The WebSocket sends JSON events alongside audio data:

Event TypeDescription
transcriptReal-time transcription of the respondent's speech
interviewer_startThe interviewer has begun speaking
interviewer_endThe interviewer has finished speaking
interview_statusStatus update (active, completing, completed)
errorAn error occurred in the voice session

Handle these events to update your UI — for example, showing a transcript as the respondent speaks or displaying a visual indicator when the interviewer is responding.


Retrieving the Conversation

At any point during or after the interview, you can retrieve the full conversation:

GET https://koji.so/api/v1/interviews/:interview_id

Headers

HeaderValueRequired
AuthorizationBearer your_api_keyYes

The API key must have the interview:read permission. The response includes the full transcript, each message with its sender, timestamp, and content. After the interview is completed, it also includes analysis results, quality scores, and structured answers. See Completing Interviews via API for more on the analysis payload.


Building Your Own Chat UI

When integrating the message flow into your application, here is a recommended approach:

  1. Display the initial_message from the start response as the first chat bubble.
  2. Collect respondent input via a text field or voice recording interface.
  3. Send the message to the /message endpoint.
  4. Stream the response — process SSE chunks to display the interviewer's reply progressively.
  5. Handle structured questions — if the stream includes a structured question event, render the appropriate widget.
  6. Check interview status — if it indicates the interview is winding down, prepare to call the complete endpoint.

Keep the experience conversational. Avoid overwhelming respondents with too much UI chrome. The interview should feel like a natural conversation, not a form.


Message Content Guidelines

When sending respondent messages to the API:

  • Send the raw text. Do not pre-process, summarize, or modify what the respondent typed.
  • Preserve formatting. If the respondent uses line breaks, keep them.
  • Do not inject instructions. Sending hidden prompts or instructions alongside the respondent's message violates the terms of service and produces unreliable results.
  • Handle empty messages. Validate on your end that the message is not empty before sending.

Conversation Length

Koji's interview engine manages conversation length based on your research brief configuration. The interviewer naturally wraps up the conversation when it has covered the topics defined in the brief. You can also end the interview at any time by calling the complete endpoint.

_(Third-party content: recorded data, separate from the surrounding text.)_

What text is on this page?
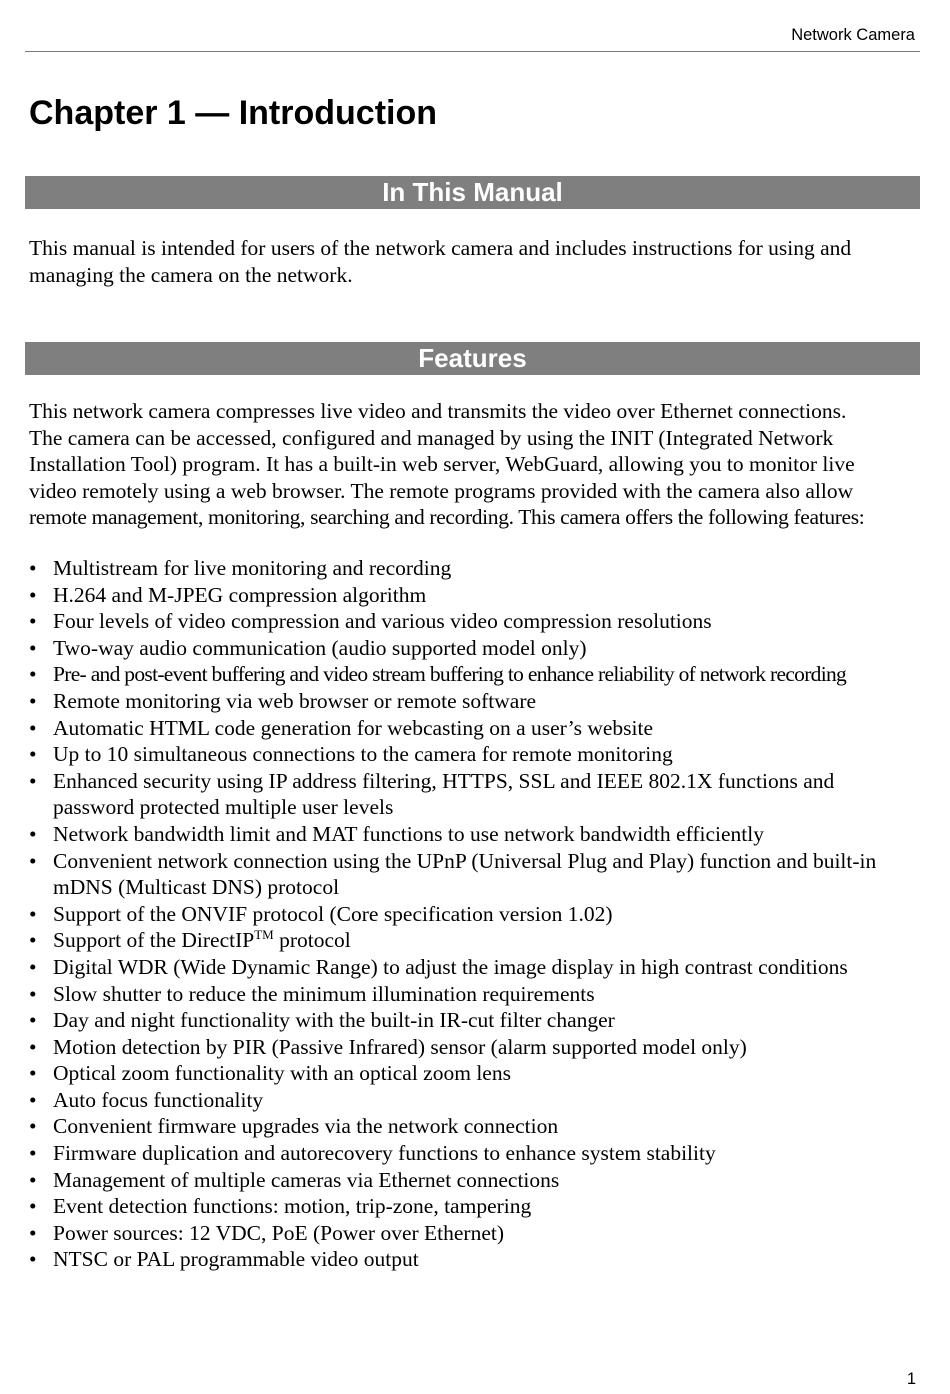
Network Camera
Chapter 1 — Introduction
In This Manual

This manual is intended for users of the network camera and includes instructions for using and managing the camera on the network.

Features

This network camera compresses live video and transmits the video over Ethernet connections.
The camera can be accessed, configured and managed by using the INIT (Integrated Network
Installation Tool) program. It has a built-in web server, WebGuard, allowing you to monitor live
video remotely using a web browser. The remote programs provided with the camera also allow
remote management, monitoring, searching and recording. This camera offers the following features:

• Multistream for live monitoring and recording
• H.264 and M-JPEG compression algorithm
• Four levels of video compression and various video compression resolutions
• Two-way audio communication (audio supported model only)
• Pre- and post-event buffering and video stream buffering to enhance reliability of network recording
• Remote monitoring via web browser or remote software
• Automatic HTML code generation for webcasting on a user’s website
• Up to 10 simultaneous connections to the camera for remote monitoring
• Enhanced security using IP address filtering, HTTPS, SSL and IEEE 802.1X functions and password protected multiple user levels
• Network bandwidth limit and MAT functions to use network bandwidth efficiently
• Convenient network connection using the UPnP (Universal Plug and Play) function and built-in mDNS (Multicast DNS) protocol
• Support of the ONVIF protocol (Core specification version 1.02)
• Support of the DirectIP™ protocol
• Digital WDR (Wide Dynamic Range) to adjust the image display in high contrast conditions
• Slow shutter to reduce the minimum illumination requirements
• Day and night functionality with the built-in IR-cut filter changer
• Motion detection by PIR (Passive Infrared) sensor (alarm supported model only)
• Optical zoom functionality with an optical zoom lens
• Auto focus functionality
• Convenient firmware upgrades via the network connection
• Firmware duplication and autorecovery functions to enhance system stability
• Management of multiple cameras via Ethernet connections
• Event detection functions: motion, trip-zone, tampering
• Power sources: 12 VDC, PoE (Power over Ethernet)
• NTSC or PAL programmable video output
1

Typical interviews last 5 to 15 minutes for text and 8 to 20 minutes for voice, but this varies based on the research brief complexity and respondent engagement.


Error Handling

Status CodeErrorMeaning
400invalid_messageMessage content is empty or malformed
401unauthorizedInvalid API key or session token
403forbiddenKey lacks interview:chat permission
404not_foundInterview does not exist
409conflictInterview is already completed
429rate_limitedToo many messages in a short period

Implement retry logic with exponential backoff for transient errors like 429 and 5xx responses.